後日談        2

 ほんのりとワサビを効かせたステーキは、初めて作ったけど美味しかった。スーパー内のベーカリーで買った、米粉のロールパンも美味しい。

 シャンパンを傾けながら、ゆっくり食べる。

「ワサビに米粉って。日本酒の方が合うんじゃないっスか?」

 なんて、皮肉っぽく言いながら、アツヤ君もガツガツ食べた。

 お酒の味なんて分かってないくせに、相変わらず生意気だ。いらなきゃ飲み食いしなくてもいいのに、残そうって気持ちはないみたい。


「大橋さん、メシ欲しい」

 食べてる最中に催促されて、やれやれと立ち上がる。

「ロールパン、まだあるよ?」

 たしなめるように言ったら、どうしても白米がいいんだって。

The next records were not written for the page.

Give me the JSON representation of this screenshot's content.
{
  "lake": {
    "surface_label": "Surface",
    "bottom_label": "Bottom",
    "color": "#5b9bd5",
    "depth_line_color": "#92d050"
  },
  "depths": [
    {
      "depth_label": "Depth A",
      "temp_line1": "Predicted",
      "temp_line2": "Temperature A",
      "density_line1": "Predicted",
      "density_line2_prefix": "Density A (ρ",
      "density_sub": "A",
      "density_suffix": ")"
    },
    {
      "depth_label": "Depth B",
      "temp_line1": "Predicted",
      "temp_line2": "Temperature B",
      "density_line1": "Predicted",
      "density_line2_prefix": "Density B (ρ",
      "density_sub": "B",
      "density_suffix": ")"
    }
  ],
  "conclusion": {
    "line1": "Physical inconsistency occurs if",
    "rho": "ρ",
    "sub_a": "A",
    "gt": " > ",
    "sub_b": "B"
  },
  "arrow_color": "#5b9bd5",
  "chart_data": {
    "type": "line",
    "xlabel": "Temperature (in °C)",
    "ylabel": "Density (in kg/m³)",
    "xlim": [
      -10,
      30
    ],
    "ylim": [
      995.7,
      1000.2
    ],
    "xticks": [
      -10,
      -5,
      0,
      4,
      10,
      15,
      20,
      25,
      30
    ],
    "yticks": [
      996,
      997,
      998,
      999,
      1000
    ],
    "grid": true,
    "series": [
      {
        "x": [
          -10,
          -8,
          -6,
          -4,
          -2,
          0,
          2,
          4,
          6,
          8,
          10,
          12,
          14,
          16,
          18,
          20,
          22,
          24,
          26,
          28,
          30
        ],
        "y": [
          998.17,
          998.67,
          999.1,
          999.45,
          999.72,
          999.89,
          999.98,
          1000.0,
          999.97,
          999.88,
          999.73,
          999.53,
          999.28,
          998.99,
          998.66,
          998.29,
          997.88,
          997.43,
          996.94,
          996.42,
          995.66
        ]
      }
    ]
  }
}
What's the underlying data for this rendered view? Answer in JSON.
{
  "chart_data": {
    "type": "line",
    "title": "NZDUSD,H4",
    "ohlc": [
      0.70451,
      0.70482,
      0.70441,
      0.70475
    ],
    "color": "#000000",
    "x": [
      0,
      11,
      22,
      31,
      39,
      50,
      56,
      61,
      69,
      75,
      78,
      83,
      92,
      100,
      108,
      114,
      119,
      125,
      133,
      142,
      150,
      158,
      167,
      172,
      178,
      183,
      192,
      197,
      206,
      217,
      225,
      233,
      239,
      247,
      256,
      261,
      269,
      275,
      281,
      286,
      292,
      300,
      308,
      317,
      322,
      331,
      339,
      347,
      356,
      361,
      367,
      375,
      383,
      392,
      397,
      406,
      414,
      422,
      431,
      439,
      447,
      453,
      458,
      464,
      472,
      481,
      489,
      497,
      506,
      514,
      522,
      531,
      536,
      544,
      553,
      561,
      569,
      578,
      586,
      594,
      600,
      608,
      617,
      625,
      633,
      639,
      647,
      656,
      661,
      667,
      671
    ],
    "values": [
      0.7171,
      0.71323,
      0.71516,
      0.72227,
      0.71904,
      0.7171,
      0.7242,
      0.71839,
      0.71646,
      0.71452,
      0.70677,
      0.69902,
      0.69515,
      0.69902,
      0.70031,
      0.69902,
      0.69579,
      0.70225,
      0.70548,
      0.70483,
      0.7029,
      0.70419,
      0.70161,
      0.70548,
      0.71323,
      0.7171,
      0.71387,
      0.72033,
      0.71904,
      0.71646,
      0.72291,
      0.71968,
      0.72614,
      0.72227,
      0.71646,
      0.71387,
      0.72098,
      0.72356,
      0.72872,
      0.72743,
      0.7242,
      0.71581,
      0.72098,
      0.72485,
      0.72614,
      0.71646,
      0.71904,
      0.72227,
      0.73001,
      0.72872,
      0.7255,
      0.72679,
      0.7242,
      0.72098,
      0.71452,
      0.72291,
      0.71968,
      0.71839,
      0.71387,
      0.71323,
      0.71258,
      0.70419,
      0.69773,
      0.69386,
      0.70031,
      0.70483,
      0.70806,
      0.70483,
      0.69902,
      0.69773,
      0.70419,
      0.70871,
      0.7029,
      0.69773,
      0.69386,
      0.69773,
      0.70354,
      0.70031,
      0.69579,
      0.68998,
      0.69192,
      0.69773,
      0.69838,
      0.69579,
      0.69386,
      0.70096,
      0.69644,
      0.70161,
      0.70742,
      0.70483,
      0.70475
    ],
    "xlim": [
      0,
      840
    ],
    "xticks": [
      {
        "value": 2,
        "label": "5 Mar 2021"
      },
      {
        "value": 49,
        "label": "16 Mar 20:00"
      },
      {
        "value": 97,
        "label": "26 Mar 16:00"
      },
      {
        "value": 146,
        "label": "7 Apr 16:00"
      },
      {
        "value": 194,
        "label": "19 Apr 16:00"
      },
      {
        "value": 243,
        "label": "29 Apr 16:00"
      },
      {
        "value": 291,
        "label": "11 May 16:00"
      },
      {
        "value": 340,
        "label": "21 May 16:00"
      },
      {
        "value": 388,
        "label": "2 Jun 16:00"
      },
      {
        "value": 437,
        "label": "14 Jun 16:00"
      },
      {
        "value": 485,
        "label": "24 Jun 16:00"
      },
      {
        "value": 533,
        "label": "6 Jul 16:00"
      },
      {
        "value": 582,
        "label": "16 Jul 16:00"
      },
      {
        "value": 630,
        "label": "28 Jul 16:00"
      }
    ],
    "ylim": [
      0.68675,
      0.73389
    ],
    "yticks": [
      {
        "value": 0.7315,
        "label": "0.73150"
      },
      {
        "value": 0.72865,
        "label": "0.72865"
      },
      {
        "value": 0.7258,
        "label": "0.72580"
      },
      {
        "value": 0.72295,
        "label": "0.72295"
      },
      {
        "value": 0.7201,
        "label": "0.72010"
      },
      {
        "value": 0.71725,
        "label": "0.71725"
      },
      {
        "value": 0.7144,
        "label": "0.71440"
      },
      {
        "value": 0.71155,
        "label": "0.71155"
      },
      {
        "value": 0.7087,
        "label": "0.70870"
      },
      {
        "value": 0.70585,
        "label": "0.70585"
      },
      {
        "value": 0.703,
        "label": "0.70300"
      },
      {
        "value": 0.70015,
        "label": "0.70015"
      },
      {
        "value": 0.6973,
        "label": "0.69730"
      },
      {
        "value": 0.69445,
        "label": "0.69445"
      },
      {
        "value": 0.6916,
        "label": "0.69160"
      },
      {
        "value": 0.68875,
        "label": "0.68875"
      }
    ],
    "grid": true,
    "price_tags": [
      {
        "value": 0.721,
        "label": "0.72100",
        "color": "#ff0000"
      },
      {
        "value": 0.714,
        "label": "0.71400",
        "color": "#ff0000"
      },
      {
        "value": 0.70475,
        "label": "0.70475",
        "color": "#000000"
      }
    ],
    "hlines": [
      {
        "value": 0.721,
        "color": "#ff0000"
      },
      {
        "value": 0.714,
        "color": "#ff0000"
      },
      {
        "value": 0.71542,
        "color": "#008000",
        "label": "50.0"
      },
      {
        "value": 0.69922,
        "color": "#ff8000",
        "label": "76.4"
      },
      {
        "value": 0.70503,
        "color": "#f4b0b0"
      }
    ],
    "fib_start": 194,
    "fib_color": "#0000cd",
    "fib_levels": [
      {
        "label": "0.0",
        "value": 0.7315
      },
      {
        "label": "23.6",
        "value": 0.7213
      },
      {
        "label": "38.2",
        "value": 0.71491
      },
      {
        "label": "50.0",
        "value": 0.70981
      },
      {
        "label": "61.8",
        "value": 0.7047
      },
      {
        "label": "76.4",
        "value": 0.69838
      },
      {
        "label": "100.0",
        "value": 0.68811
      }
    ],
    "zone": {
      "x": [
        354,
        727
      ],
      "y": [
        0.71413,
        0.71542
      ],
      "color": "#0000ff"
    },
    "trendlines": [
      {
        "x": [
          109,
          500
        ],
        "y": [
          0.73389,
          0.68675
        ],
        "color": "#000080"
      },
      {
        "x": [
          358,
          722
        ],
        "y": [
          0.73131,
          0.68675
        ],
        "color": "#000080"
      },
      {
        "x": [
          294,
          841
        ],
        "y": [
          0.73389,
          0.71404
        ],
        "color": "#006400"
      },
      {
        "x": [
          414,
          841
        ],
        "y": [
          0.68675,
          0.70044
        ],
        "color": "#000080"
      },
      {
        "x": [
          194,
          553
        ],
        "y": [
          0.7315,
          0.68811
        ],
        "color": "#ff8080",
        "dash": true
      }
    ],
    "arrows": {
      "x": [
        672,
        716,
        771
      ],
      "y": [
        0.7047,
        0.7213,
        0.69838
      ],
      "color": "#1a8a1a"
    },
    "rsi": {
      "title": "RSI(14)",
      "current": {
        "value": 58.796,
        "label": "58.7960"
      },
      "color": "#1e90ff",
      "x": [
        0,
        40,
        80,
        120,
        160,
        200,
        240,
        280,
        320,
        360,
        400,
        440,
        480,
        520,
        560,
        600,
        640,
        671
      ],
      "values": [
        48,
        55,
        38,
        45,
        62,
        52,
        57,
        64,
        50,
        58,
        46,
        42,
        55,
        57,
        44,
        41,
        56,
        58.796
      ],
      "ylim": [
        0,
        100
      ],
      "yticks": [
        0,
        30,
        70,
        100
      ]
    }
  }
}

今日はご飯、炊いてないのに。

「チンでいーっスよ。冷凍してあんの、あるでしょ?」

「ええー」

 知ってるなら、自分でやればいいのに。ちっとも動かなくて、ペット並みに手がかかるのも相変わらずだ。


「オレ、甘やかし過ぎなのか?」

 ぼやきながら冷蔵庫に向かい、冷凍庫の引き出しからラップに包んだご飯を取り出す。

 一方のアツヤ君は、勝手に手酌で2杯目を注いでた。

「いいじゃないっスか。誕生日くらい尽くしてくれたって」

 ニヤッと笑いながら、グラスを掲げるアツヤ君。

「誕生日だけじゃないだろ」

 オレのツッコミだって、全く気にしてないみたい。

 電子レンジで解凍したご飯を茶碗に入れて渡すと、「箸は?」ってすかさず催促された。


「フォークでいいじゃん」

「いや、ダメっしょ」

「えー? ああ……」

 そうだ、ライスは茶碗じゃなくて、プレートに盛って出すべきだった。もう。

 プレートか箸か、一瞬迷ったけど、アツヤ君の箸を取って来て渡す。そしたら、座る間もなくまた「大橋さん」って。


「次は何?」

 むうっとしながらアツヤ君を見ると、ぺこりと頭を下げられた。

「ありがとう、スゲー美味い」

 不意打ち食らって、不覚にもドキッとした。

 普段、お礼なんて滅多に言わないくせに。ズルい。「美味い」とも言わない癖に。タイミング測ってたんじゃないかと思うと、ちょっと悔しい。

「顔真っ赤っスよ」

 それはスルーして欲しいんだけど。ふふっと笑われて、余計に顔が熱くなった。



 シャンパン750mlは、2人だと少ないくらいだった。口当たりよくて飲みやすくて、ゆっくり飲んだつもりでも、あっという間に空になった。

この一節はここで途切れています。